Truss seems to have swallowed the libertarian ideology of the Republican right, filtered through the Institute of Economic Affairs (IEA), the Taxpayers Alliance and other right-wing think tanks. The Taxpayers Alliance was set up (by Matthew Elliott, later chief executive of the Vote Leave campaign) on the model of Americans for Tax Reform, whose founder, Grover Norquist, famously declared that “I’m not in favour of abolishing the government. I just want to shrink it down to the size where we can drown it in the bathtub.” Mark Littlewood, director of the IEA, was quoted when Truss won the election as saying that “ we want to totally reframe the debate about the proper role of the state.”
This is not a Conservative agenda – as our campaigners should sharply remind Conservative MPs and councillors. It’s a free market ideology, propounded by economists who believe that we are motivated solely by self-interest (and ‘rational expectations’), and that altruism, considerations of the public interest and the common good, social value and community, are irrelevant to public policy. The Conservative Party has been successfully colonised by this anti-state doctrine, with funds flowing from American billionaires to invite them to conferences and support their research. We should also remind Tories that the widening inequalities that unregulated free markets produce are incompatible with democracy; and that Chicago School economists chose free markets over democracy when they supported and advised General Pinochet’s regime in Chile.
The transition from one monarch to another has been marked by phrases like ‘constitutional government’, ‘public service’, ‘common good’, duty and decency: all concepts that are foreign to the libertarian right. We should pick up those phrases and throw them at Conservatives, as many of them waver at the approach of the new Prime Minister. These tax cuts are intended to shrink public services as much as to promote economic growth.
* William Wallace has fought five parliamentary elections in Manchester and West Yorkshire. He is a former president of the Yorkshire regional Liberal Democrats.
4 Comments
It seems that Madam Truss is following Neoliberal Economic Theory.
Which economic theory does our party follow?
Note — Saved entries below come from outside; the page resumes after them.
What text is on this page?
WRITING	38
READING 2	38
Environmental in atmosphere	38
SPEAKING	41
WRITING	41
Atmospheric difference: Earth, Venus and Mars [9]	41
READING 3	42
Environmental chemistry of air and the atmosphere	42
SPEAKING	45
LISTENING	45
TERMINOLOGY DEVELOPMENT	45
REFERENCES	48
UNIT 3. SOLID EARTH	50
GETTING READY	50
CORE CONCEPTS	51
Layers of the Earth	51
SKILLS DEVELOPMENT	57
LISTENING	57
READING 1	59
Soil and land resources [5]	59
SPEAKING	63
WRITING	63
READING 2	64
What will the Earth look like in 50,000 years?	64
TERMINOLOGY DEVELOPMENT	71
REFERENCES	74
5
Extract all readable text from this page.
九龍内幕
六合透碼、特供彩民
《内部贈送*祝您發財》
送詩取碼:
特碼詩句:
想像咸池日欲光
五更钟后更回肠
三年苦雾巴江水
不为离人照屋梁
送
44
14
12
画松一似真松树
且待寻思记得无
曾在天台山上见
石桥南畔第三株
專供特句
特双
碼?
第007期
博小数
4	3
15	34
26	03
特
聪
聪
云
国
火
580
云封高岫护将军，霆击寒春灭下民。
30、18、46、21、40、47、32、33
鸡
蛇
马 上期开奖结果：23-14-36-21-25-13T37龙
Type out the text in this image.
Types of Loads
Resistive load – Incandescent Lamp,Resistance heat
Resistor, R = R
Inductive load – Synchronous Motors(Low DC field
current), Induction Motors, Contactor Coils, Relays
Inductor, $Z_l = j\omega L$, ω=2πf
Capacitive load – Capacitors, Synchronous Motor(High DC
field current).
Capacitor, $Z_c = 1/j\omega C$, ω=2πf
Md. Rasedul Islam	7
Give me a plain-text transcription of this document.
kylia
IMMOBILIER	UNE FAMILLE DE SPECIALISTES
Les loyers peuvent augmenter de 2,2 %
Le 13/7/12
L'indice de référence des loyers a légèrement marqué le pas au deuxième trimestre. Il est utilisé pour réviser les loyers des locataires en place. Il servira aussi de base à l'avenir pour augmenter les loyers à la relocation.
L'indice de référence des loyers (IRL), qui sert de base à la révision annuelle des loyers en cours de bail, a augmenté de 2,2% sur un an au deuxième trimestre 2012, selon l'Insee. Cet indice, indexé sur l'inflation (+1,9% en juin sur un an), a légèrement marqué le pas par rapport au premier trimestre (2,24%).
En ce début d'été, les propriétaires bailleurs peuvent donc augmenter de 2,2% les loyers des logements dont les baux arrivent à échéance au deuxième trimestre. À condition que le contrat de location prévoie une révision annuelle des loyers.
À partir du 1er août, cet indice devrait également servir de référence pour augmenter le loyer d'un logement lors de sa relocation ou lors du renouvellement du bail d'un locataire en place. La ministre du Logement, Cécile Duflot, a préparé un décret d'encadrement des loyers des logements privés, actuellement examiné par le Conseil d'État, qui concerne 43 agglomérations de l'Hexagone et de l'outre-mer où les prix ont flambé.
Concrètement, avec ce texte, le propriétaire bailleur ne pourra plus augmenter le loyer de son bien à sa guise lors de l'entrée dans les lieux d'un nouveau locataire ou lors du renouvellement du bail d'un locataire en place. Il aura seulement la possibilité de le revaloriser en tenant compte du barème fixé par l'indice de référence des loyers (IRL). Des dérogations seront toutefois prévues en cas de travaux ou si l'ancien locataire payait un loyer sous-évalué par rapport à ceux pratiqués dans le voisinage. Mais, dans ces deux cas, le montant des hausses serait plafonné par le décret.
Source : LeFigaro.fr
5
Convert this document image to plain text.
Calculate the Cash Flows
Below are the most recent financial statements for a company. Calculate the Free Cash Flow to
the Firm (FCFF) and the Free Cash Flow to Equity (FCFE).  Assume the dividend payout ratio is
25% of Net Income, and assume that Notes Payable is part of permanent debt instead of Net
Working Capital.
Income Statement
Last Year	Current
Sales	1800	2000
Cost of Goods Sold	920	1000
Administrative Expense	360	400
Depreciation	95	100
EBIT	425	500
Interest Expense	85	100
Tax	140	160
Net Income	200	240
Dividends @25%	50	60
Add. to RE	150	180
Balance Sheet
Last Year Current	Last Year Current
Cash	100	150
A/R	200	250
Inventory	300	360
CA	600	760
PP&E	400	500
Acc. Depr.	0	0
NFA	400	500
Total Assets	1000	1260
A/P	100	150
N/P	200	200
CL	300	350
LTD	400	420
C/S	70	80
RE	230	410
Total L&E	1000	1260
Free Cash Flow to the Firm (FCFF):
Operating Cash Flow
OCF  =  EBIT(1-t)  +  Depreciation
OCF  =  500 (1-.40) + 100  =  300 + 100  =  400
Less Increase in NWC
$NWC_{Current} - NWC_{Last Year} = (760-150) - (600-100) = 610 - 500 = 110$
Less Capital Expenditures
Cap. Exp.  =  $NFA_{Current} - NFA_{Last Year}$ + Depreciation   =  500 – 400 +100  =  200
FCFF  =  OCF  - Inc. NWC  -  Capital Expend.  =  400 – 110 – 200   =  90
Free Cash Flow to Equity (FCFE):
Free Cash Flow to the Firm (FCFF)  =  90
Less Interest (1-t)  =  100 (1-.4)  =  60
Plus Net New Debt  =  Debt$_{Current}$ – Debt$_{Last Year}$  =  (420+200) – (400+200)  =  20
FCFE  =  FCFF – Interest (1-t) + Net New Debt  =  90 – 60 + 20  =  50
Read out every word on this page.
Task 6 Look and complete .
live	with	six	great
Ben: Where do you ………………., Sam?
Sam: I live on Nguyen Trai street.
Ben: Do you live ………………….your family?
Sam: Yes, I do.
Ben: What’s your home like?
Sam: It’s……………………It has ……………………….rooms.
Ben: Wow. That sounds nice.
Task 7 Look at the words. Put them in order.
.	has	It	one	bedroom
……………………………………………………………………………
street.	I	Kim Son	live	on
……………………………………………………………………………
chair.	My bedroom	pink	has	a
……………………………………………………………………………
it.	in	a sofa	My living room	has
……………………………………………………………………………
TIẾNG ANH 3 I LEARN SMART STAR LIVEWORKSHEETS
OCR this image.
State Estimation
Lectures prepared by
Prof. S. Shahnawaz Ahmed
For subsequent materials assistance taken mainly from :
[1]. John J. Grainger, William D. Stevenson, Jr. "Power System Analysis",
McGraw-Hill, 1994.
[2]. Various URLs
Let’s face it Ms Truss it just another mouthpiece for a very dangerous right wing group that have taken control of the governance of our country and the sooner the electorate realise this the sooner our country will return to some sanity with politicians who represent a semblance of democracy and fairness for the majority.
Isn’t the answer that the current cliché in control of the Tories (as Steve and Barry have pointed out) are taking the led from their Republican high priests in the US. So shrink government with the exception of claims to increase defence spending all whilst letting government debt spiral out of control. If it was Lib Dems / Labour / SNP etc taking this approach to debt the Tories would be outraged. But it turns out the magic money tree does exist if you are Liz Truss after all.
All of them except the public order function of the police.